Nichts am Hindernis darf eine außergewöhnliche Verletzungsquelle für das Pferd darstellen, das ist vor allem beim Hindernisbau im heimischen Stall zu beachten. Keine Splitter an Holzstangen oder kaputte Ständer. Kunststoffhürden sind ohnehin zu bevorzugen. Vor allem gilt dies auch für Mauern, die leicht zum Einsturz gebracht werden müssen, damit das Pferd sich nicht verletzt.

Hindernisständer sollten immer stabil sein und nicht einfach umfallen. Für einen einfachen Übungsparcours eignen sich auch Autoreifen oder Strohballen für den Hindernisbau.

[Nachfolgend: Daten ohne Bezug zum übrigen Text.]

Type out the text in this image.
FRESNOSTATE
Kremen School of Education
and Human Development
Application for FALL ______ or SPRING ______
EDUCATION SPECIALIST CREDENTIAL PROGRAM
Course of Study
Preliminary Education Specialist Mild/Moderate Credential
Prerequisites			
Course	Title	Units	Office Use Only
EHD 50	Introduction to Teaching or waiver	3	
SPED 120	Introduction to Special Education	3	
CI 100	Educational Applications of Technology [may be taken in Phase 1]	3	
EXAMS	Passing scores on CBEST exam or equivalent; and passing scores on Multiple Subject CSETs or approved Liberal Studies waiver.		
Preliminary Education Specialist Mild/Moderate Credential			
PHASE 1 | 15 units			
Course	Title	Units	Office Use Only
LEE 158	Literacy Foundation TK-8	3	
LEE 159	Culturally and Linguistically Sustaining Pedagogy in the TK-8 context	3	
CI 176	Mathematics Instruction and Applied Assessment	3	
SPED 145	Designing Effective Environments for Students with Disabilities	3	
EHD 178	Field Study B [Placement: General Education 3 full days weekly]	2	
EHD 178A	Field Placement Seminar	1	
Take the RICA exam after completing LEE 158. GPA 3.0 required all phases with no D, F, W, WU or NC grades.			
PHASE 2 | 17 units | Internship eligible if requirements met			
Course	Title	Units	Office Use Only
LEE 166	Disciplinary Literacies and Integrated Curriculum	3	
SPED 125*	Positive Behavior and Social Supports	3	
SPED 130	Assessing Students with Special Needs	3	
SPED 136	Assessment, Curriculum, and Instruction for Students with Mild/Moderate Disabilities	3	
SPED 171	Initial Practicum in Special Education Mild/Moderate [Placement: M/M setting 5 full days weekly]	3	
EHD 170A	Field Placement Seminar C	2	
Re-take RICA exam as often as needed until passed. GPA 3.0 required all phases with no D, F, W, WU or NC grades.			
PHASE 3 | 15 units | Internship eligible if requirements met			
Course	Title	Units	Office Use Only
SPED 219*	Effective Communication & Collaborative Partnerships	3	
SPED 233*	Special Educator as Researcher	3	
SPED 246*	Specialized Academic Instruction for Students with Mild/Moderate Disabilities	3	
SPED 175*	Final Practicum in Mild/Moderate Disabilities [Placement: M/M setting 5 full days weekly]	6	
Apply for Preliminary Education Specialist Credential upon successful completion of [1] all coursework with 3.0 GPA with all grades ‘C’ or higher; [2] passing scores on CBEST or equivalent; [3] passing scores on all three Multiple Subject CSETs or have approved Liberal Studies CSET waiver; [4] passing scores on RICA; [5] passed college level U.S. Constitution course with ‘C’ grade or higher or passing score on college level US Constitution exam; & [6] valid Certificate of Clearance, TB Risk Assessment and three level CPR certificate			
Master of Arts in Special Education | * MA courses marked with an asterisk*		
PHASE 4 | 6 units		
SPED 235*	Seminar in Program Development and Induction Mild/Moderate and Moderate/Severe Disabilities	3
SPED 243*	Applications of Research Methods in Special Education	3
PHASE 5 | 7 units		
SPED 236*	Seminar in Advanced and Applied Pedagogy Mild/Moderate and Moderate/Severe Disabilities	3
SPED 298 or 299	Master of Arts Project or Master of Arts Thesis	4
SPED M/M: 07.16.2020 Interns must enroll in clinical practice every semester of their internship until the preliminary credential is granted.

Wichtig ist auch, dass der Parcours mit den Hindernissen abwechslungsreich bestückt ist. So sollten immer Steilsprünge, Oxer und auch Triplebarren abwechseln, um einen Parcours zu gestalten. Auch Kombinationen sind in den höheren Klassen wichtig. Auch ein Wassergraben ist eines der Hindernisse, die oft nicht fehlen dürfen beim Hindernisbau. Hier muss darauf geachtet werden, dass das Pferd weder vor noch nach dem Wasser ausrutschen und stürzen kann. Eine Absprunghilfe vor dem Wasser ist hilfreich.